Productos como Precision Hydration o Skratch Labs han construido su propuesta de valor precisamente en este punto: ofrecer distintas concentraciones de sodio en lugar de una sola fórmula. Eso te permite ajustar según el día, la temperatura y tu fisiología específica. Antes de gastar en suplementos, invierte en conocerte.

Entrenamiento intestinal: la variable que más se subestima en esfuerzos de varias horas

La innovación más interesante de los últimos años no viene de nuevas moléculas ni de fórmulas patentadas. Viene de entender que el intestino es un órgano entrenable, y que tratarlo como tal cambia por completo la estrategia nutricional para pruebas largas.

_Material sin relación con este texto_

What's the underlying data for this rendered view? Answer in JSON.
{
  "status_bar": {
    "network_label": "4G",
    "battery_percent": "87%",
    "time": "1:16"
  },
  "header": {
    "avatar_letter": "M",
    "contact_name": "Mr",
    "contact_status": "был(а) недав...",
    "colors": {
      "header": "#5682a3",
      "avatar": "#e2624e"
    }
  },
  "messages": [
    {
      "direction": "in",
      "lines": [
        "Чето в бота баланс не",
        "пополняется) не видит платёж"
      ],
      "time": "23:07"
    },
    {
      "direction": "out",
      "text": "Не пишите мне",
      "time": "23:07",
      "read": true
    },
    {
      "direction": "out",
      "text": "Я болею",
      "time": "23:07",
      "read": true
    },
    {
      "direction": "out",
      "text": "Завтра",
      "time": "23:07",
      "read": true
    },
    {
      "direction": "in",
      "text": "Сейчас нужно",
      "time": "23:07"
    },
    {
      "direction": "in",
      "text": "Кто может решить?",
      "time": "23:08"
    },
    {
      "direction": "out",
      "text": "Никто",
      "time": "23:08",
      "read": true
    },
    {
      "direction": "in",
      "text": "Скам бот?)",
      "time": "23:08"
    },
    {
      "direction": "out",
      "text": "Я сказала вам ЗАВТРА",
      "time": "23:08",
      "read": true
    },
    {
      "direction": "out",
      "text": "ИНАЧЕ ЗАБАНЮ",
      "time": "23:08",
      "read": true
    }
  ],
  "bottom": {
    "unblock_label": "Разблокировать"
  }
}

Cuando introduces 90 g de carbohidratos por hora durante un ironman o un ultratrail, le estás exigiendo a tu sistema gastrointestinal un trabajo enorme bajo condiciones de estrés mecánico y térmico. Si nunca has entrenado esa capacidad de absorción, el resultado es predecible: náuseas, hinchazón, diarrea o simplemente incapacidad para consumir lo que necesitas en los momentos críticos. Muchos atletas atribuyen estos problemas a los productos que usan cuando el verdadero factor es que nunca han entrenado el intestino de forma sistemática.

El protocolo de entrenamiento intestinal que respalda la evidencia actual parte de un principio sencillo: practica durante el entrenamiento lo que planeas ejecutar en la competición. Esto significa consumir carbohidratos en volúmenes similares a los que usarás en carrera, en las mismas formas (gel, bebida, alimento sólido) y en condiciones de intensidad parecidas. Con 4-6 semanas de exposición progresiva, la mayoría de atletas aumentan su tolerancia gastrointestinal de forma significativa.

  • Semanas 1-2: introduce 60 g/hora de carbohidrato dual en entrenamientos de 90 minutos o más. Observa la respuesta sin cambiar nada más.
  • Semanas 3-4: sube gradualmente a 75 g/hora. Combina formatos: gel más bebida, o alimento sólido más gel. El intestino necesita variedad de estímulos.
  • Semanas 5-6: si el objetivo es rendir con 90 g/hora, esta es la fase de consolidación. Replica las condiciones de carrera lo más posible: temperatura, ritmo, postura.

Varias marcas ya están desarrollando productos orientados explícitamente a este proceso. Algunos incluyen formulaciones con menor osmolalidad para facilitar el vaciado gástrico rápido, otros apuestan por texturas y concentraciones específicas para esfuerzos de más de cuatro horas. La dirección es clara: el futuro de la nutrición de resistencia no es la fórmula perfecta, sino la combinación de una fórmula bien diseñada con un atleta que ha entrenado su capacidad para utilizarla.

Si entrenas para pruebas largas y todavía estás eligiendo tu nutrición según el momento del entrenamiento, ya tienes un punto de partida concreto para mejorar. La ciencia está ahí. Solo necesitas aplicarla de forma progresiva y con datos propios.